Your editorial in the Oct. 3 Lantern, “Support diversity: Leaders should set strong example,” was an affront to the support that President Kirwan and Provost Ed Ray have given to the diversity lecture series. To suggest otherwise is a tragic and perverse statement of the facts. Of the 16 lectures that were held during our inaugural series, the president or the provost was present at 14.

Little is to be gained in demeaning those who have demonstrated a real commitment to the issue of diversity on this campus. It is unnerving to note how cavalier you were in not making a painstaking effort to discuss the truth. To base your statement on the absence of the president and provost at one lecture is irrational. It prostitutes healing the broken divide among campus constituencies that is a moral necessity and humanistic imperative.
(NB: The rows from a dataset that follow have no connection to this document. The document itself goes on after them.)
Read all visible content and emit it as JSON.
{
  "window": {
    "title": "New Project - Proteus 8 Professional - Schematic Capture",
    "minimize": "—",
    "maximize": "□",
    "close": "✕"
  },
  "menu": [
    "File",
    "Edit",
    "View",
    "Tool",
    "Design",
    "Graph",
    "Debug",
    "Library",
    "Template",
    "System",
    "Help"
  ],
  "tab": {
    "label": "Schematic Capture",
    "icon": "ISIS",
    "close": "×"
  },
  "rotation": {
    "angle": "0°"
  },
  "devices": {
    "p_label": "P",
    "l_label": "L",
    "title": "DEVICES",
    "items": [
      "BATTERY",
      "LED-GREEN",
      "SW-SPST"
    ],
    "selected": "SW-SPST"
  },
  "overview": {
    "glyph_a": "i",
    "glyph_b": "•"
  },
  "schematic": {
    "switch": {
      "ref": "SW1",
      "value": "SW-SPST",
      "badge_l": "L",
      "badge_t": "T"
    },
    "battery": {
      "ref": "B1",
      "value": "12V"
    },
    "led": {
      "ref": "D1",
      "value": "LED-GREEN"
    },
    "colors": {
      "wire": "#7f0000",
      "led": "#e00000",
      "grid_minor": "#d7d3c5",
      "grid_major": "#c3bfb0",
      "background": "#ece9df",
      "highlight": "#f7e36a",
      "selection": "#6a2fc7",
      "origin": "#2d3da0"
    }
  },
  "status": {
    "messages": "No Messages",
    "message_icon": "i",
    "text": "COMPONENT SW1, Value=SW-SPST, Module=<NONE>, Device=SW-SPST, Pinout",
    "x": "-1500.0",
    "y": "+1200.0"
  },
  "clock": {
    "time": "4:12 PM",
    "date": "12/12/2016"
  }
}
You had a wonderful opportunity during the last academic year to applaud “the two most powerful and influential leaders” on campus for their clear and openly expressed commitment to the goals of diversity. The president and provost’s diversity lecture series was designed to involve the total campus community. The success of the program cannot and should not rest on the shoulders of an isolated handful of central administrators. The momentum for major changes will not develop until colleges, departments and extraordinarily committed chairs demonstrate a gut-level commitment to diversity which they translate into creative, positive mission statements and sustained efforts.

You are right. Actions do speak louder than words. To be credible, leaders must practice assiduously what they preach. Central administrators should not be the only gatekeepers of academe. Each of us has a responsibility.

It certainly would have been encouraging to see a broader representation of students, faculty and administrators at the first lecture in the diversity series for this year. It makes a positive statement when representatives of a particular constituency, whose issues are being addressed, are present. The issues of any of us ought to be of immense interest in our efforts to understand, appreciate and celebrate each other’s contributions.

You seemed bent on using your platform as a step in undermining the thing you have accused the president and provost of. Instead, I challenge you to be aggressive and responsible to things which give evidence of the institution’s progress in the area of diversity.